Security impact is direct. A query key is less powerful than an admin key, but it is still a bearer secret that can query indexed data. If exposed, an attacker may retrieve documents, test sensitive search terms, or scrape results until the key is deleted. Query keys should be stored in Key Vault or managed application settings, never committed to code or shipped to untrusted clients. Teams should consider Entra ID authentication, private endpoints, per-application keys, API Management, and authorization filters. Rotation means deleting and recreating query keys, so applications need a controlled cutover path. Logs should be reviewed for suspicious query patterns after any exposure.

Cost

A query key has no direct SKU charge, but it influences consumption and operational cost. A leaked key can drive unexpected query volume, increase search unit pressure, and force urgent incident response. Poorly scoped keys may encourage one shared application path, making rotations disruptive and expensive. Query keys also affect FinOps attribution because search traffic may be hard to tie to individual apps unless keys and logging are separated by owner. Cost-aware teams monitor query volume, throttling, replica pressure, and application ownership. They retire unused keys so stale integrations do not quietly consume search capacity. Leaked keys can also mask abusive traffic behind legitimate application names.

Reliability

Reliability impact is indirect but important for application continuity. If a query key is deleted without updating dependent apps, search experiences fail immediately. If every app shares one key, a rotation or leak response can break multiple services at once. Reliable designs issue distinct query keys per application where practical, document dependencies, and test fallback credentials during maintenance.
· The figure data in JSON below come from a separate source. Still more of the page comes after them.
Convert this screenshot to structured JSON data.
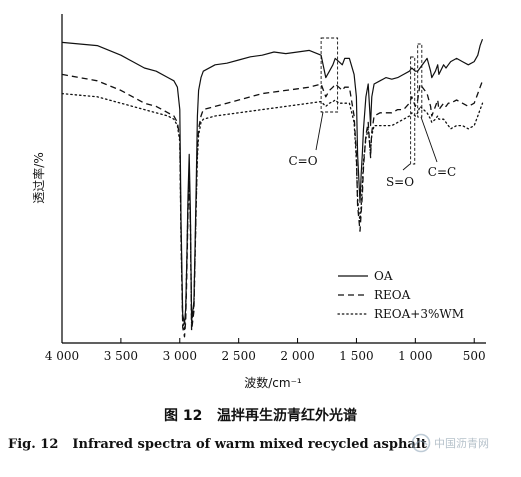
{
  "chart_data": {
    "type": "line",
    "xlabel": "波数/cm⁻¹",
    "ylabel": "透过率/%",
    "xlim": [
      4000,
      400
    ],
    "x_reversed": true,
    "xticks": [
      4000,
      3500,
      3000,
      2500,
      2000,
      1500,
      1000,
      500
    ],
    "xtick_labels": [
      "4 000",
      "3 500",
      "3 000",
      "2 500",
      "2 000",
      "1 500",
      "1 000",
      "500"
    ],
    "ylim": [
      0,
      100
    ],
    "legend_position": "bottom-right",
    "series": [
      {
        "name": "OA",
        "style": "solid",
        "x": [
          4000,
          3700,
          3500,
          3400,
          3300,
          3200,
          3100,
          3050,
          3020,
          3000,
          2990,
          2975,
          2960,
          2950,
          2940,
          2930,
          2920,
          2910,
          2900,
          2880,
          2870,
          2860,
          2850,
          2840,
          2820,
          2800,
          2700,
          2600,
          2500,
          2400,
          2300,
          2200,
          2100,
          2000,
          1900,
          1800,
          1760,
          1730,
          1700,
          1680,
          1650,
          1620,
          1600,
          1560,
          1520,
          1500,
          1490,
          1470,
          1460,
          1450,
          1440,
          1420,
          1400,
          1380,
          1375,
          1370,
          1350,
          1300,
          1250,
          1200,
          1150,
          1100,
          1050,
          1030,
          1000,
          980,
          960,
          900,
          870,
          860,
          830,
          810,
          800,
          760,
          740,
          720,
          700,
          650,
          600,
          550,
          500,
          470,
          450,
          430
        ],
        "y": [
          93,
          92,
          89,
          87,
          85,
          84,
          82,
          81,
          79,
          72,
          38,
          8,
          5,
          10,
          25,
          45,
          58,
          40,
          6,
          12,
          30,
          50,
          70,
          78,
          82,
          84,
          86,
          86.5,
          87.5,
          88.5,
          89,
          90,
          89.5,
          90,
          90.5,
          89,
          82,
          84,
          86,
          88,
          87,
          86,
          88,
          88,
          83,
          76,
          58,
          43,
          52,
          58,
          66,
          76,
          80,
          67,
          72,
          76,
          80,
          81,
          82,
          81.5,
          82,
          83,
          84,
          85,
          84,
          84,
          85,
          88,
          84,
          82,
          84,
          86,
          83,
          86,
          85,
          86,
          87,
          88,
          87,
          86,
          87,
          89,
          92,
          94
        ]
      },
      {
        "name": "REOA",
        "style": "dashed",
        "x": [
          4000,
          3700,
          3500,
          3400,
          3300,
          3200,
          3100,
          3050,
          3020,
          3000,
          2990,
          2975,
          2960,
          2950,
          2940,
          2930,
          2920,
          2910,
          2900,
          2880,
          2870,
          2860,
          2850,
          2840,
          2820,
          2800,
          2700,
          2600,
          2500,
          2400,
          2300,
          2200,
          2100,
          2000,
          1900,
          1800,
          1760,
          1730,
          1700,
          1680,
          1650,
          1620,
          1600,
          1560,
          1520,
          1500,
          1490,
          1470,
          1460,
          1450,
          1440,
          1420,
          1400,
          1380,
          1375,
          1370,
          1350,
          1300,
          1250,
          1200,
          1150,
          1100,
          1050,
          1030,
          1000,
          980,
          960,
          900,
          870,
          860,
          830,
          810,
          800,
          760,
          740,
          720,
          700,
          650,
          600,
          550,
          500,
          470,
          450,
          430
        ],
        "y": [
          83,
          81,
          78,
          76,
          74,
          73,
          71,
          70,
          68,
          63,
          33,
          4,
          1,
          6,
          20,
          40,
          51,
          36,
          3,
          9,
          26,
          44,
          60,
          66,
          70,
          72,
          73,
          74,
          75,
          76,
          77,
          77.5,
          78,
          78.5,
          79,
          80,
          76,
          78,
          79,
          80,
          79,
          78,
          79,
          79,
          70,
          58,
          42,
          34,
          40,
          45,
          54,
          64,
          68,
          57,
          62,
          65,
          70,
          71,
          71,
          71,
          72,
          72,
          74,
          76,
          73,
          75,
          80,
          77,
          73,
          70,
          73,
          75,
          72,
          74,
          73,
          74,
          74,
          75,
          74,
          73,
          74,
          77,
          79,
          81
        ]
      },
      {
        "name": "REOA+3%WM",
        "style": "dotted",
        "x": [
          4000,
          3700,
          3500,
          3400,
          3300,
          3200,
          3100,
          3050,
          3020,
          3000,
          2990,
          2975,
          2960,
          2950,
          2940,
          2930,
          2920,
          2910,
          2900,
          2880,
          2870,
          2860,
          2850,
          2840,
          2820,
          2800,
          2700,
          2600,
          2500,
          2400,
          2300,
          2200,
          2100,
          2000,
          1900,
          1800,
          1760,
          1730,
          1700,
          1680,
          1650,
          1620,
          1600,
          1560,
          1520,
          1500,
          1490,
          1470,
          1460,
          1450,
          1440,
          1420,
          1400,
          1380,
          1375,
          1370,
          1350,
          1300,
          1250,
          1200,
          1150,
          1100,
          1050,
          1030,
          1000,
          980,
          960,
          900,
          870,
          860,
          830,
          810,
          800,
          760,
          740,
          720,
          700,
          650,
          600,
          550,
          500,
          470,
          450,
          430
        ],
        "y": [
          77,
          76,
          74,
          73,
          72,
          71,
          70,
          69,
          67,
          62,
          32,
          6,
          3,
          9,
          24,
          42,
          50,
          36,
          5,
          11,
          27,
          44,
          57,
          64,
          68,
          69,
          70,
          70.5,
          71,
          71.5,
          72,
          72.5,
          73,
          73.5,
          74,
          74.5,
          73,
          74,
          74.5,
          75,
          74,
          74,
          74,
          74,
          68,
          56,
          44,
          37,
          42,
          48,
          56,
          63,
          66,
          58,
          62,
          64,
          67,
          67,
          67,
          67,
          68,
          69,
          70,
          71,
          70,
          71,
          73,
          71,
          69,
          68,
          69,
          70,
          69,
          69,
          68,
          67,
          66,
          67,
          67,
          66,
          67,
          70,
          72,
          74
        ]
      }
    ],
    "annotations": [
      {
        "label": "C=O",
        "x_range": [
          1800,
          1660
        ]
      },
      {
        "label": "S=O",
        "x_range": [
          1040,
          1005
        ]
      },
      {
        "label": "C=C",
        "x_range": [
          980,
          945
        ]
      }
    ]
  },
  "caption": {
    "cn_number": "图 12",
    "cn_title": "温拌再生沥青红外光谱",
    "en_number": "Fig. 12",
    "en_title": "Infrared spectra of warm mixed recycled asphalt"
  },
  "watermark": {
    "text": "中国沥青网",
    "logo_icon": "asphalt-network-logo-icon"
  }
}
Monitoring should alert on search request failures, authentication errors, and unusual query volume. Private endpoint or firewall changes can look like key failures, so operators should verify both credential validity and network reachability during incidents. Named keys make that blast radius easier to understand during incidents.

Performance

Performance impact is indirect. A query key does not change ranking, latency, or index throughput, but how it is distributed can affect traffic patterns. If multiple applications share one key, operators may struggle to identify which client is causing high query volume or throttling. Backend mediation can add latency, but it allows caching, authorization checks, query shaping, and better logging before requests reach Search. Performance troubleshooting should connect key ownership with request counts, latency, failed queries, and replica utilization. If a search app slows down, validate credential errors separately from query design, index size, semantic ranking, and capacity. That attribution is essential before adding replicas or partitions.

Operations

Operators manage query keys through inventory, secret storage, rotation, incident response, and dependency mapping. They list keys, create named keys for consuming applications, delete exposed keys, and update Key Vault references or app settings. Azure CLI is useful because it exposes query keys without navigating portal blades and can automate evidence collection. Runbooks should record which application owns each key, where the value is stored, how rotation is coordinated, and what logs confirm successful cutover. Operators should also compare key-based use with Entra ID role-based access during modernization reviews. Stale keys should be deleted after owners confirm they no longer receive traffic.

Common mistakes

  • Putting a query key directly in browser JavaScript, mobile apps, Git repositories, or shared screenshots.
  • Using an admin key for normal search queries because it was easier to copy from the portal.
  • Sharing one query key across every application, making rotation noisy and incident response risky.
  • Deleting a key before confirming all dependent app settings, Key Vault secrets, and deployments were updated.
  • Assuming query keys enforce document-level authorization without filters, security trimming, or backend checks.